Git clone submodules is not a good solution either! Those are not reproducible.

mboisson on 29 Nov 2019

It was also pretty easy to just

conda install -y dlpack -c conda-forge

if you're using a conda-based environment as well. But yes, some better documentation here on building from source would be helpful.

mkandes on 12 May 2020

Yeah, no conda on our clusters. conda creates more problems than it solves. https://docs.computecanada.ca/wiki/Anaconda/en

I don't know who thought was a good idea to enable conda to install things such as OpenMPI, GCC, Cuda or R...

mboisson on 12 May 2020

@mboisson: Yeah, I'm not a huge conda fan either. It's a quick fix for users on our systems though. And when all of these data science / machine learning packages rely on it, it's difficult to avoid sometimes. For example, even PyTorch documentation on building from source strongly recommends using conda for certain packages. So I do. Doesn't mean you have to use conda for GCC, OpenMPI, or CUDA though [1].

[1]

https://github.com/mkandes/naked-singularity/blob/master/definition-files/comet/pytorch/pytorch-gpu.def

P.S. Any chance you guys would let some Americans try out your cvmfs repo? ;-)

mkandes on 12 May 2020

@mboisson: Yeah, I'm not a huge conda fan either. It's a quick fix for users on our systems though. And when all of these data science / machine learning packages rely on it, it's difficult to avoid sometimes. For example, even PyTorch documentation on building from source strongly recommends using conda for certain packages. So I do. Doesn't mean you have to use conda for GCC, OpenMPI, or CUDA though [1].

No, you don't.... but as long as you give users enough rope to hang themselves... they will hang themselves.

P.S. Any chance you guys would let some Americans try out your cvmfs repo? ;-)

See https://docs.computecanada.ca/wiki/Accessing_CVMFS (you can contact us if you have questions).

mboisson on 12 May 2020

For what it's worth, trying to get a manylinux compliant pip wheel of cudf is basically impossible. We currently link against: libcuda, libcudart, libnvrtc, librmm, libNVCategory, libNVStrings, libarrow, libboost_filesystem, and libpthread along with a few other standard libraries. All of the above libraries are not whitelisted by manylinux which means we'd either need to static link them, or ship them in the wheel. Note that there is no static library for libcuda or libnvrtc.

This basically leaves us with the option of moving to either dynamically load or ship in the wheel the libcuda / libnvrtc libraries, and static link most of the other libraries.
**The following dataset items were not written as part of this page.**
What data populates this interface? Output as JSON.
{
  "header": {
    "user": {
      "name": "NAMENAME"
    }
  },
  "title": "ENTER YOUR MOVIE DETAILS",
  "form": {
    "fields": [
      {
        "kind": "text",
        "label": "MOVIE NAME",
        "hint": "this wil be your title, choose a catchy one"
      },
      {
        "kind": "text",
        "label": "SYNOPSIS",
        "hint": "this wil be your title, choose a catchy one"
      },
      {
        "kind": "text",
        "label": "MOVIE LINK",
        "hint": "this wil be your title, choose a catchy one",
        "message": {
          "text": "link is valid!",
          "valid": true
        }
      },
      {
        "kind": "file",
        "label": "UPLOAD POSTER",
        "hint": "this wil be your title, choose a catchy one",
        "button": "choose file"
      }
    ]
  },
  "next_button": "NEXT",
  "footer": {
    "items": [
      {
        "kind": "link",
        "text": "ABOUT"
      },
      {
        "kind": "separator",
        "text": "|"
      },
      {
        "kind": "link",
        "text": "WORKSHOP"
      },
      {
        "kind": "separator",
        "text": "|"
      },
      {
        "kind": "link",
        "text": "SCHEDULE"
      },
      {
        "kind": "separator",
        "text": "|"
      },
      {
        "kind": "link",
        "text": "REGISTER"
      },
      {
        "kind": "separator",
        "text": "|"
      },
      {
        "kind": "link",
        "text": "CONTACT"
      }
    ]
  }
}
This will still end up blowing up our package size larger than can be uploaded to pypi and the best we could do is provide a .whl file that could be downloaded via a URL.
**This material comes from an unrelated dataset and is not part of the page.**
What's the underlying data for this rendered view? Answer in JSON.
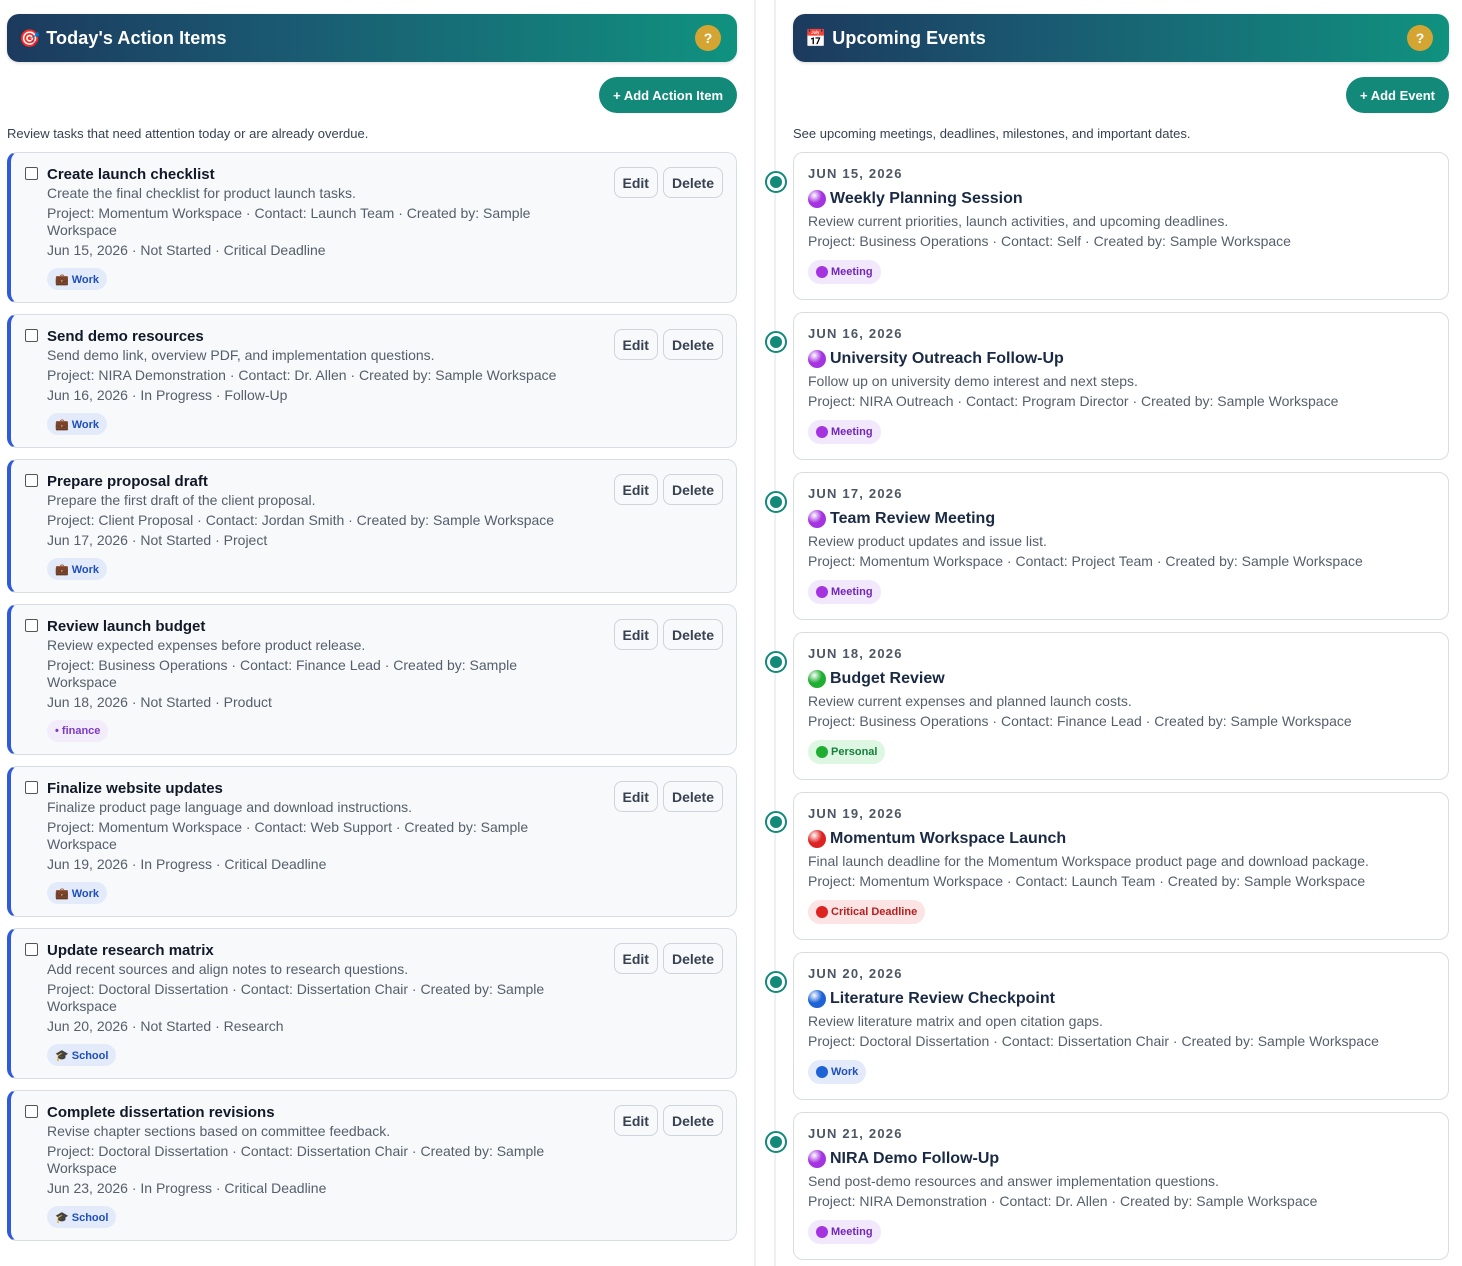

This would be a huge maintenance burden on us whereas producing conda packages is basically entirely straightforward since we can just build native code packages that other packages can depend on nicely.

kkraus14 on 13 May 2020

@mboisson: Ha. You can't save them all, especially the ones still using python2.

mkandes on 13 May 2020

@kkraus14 I understand providing a wheel might not be straightforward.
I remember that PyPI increased their limit to accomodate Pytorch wheel size. Pytorch is now a fat wheel of ~700MB.
Still, providing a wheel from an alternative source would be a good alternative, like Nvidia DALI does or detectron2.

But building from source should be relatively easy, and well documented. Then, users can build themselves when conda is not an option. This ensure a coherent build with the libs on the system.

ccoulombe on 13 May 2020

For what it's worth, trying to get a manylinux compliant pip wheel of cudf is basically impossible. We currently link against: libcuda, libcudart, libnvrtc, librmm, libNVCategory, libNVStrings, libarrow, libboost_filesystem, and libpthread along with a few other standard libraries. All of the above libraries are not whitelisted by manylinux which means we'd either need to static link them, or ship them in the wheel. Note that there is no static library for libcuda or libnvrtc.

This basically leaves us with the option of moving to either dynamically load or ship in the wheel the libcuda / libnvrtc libraries, and static link most of the other libraries. This will still end up blowing up our package size larger than can be uploaded to pypi and the best we could do is provide a .whl file that could be downloaded via a URL.

This would be a huge maintenance burden on us whereas producing conda packages is basically entirely straightforward since we can just build native code packages that other packages can depend on nicely.

Or just make it easy to compile from source and link against libraries installed on the system. We don't typically use manylinux wheels either. Compiling from source ensures everything is coherent.

mboisson on 13 May 2020

@mboisson: Ha. You can't save them all, especially the ones still using python2.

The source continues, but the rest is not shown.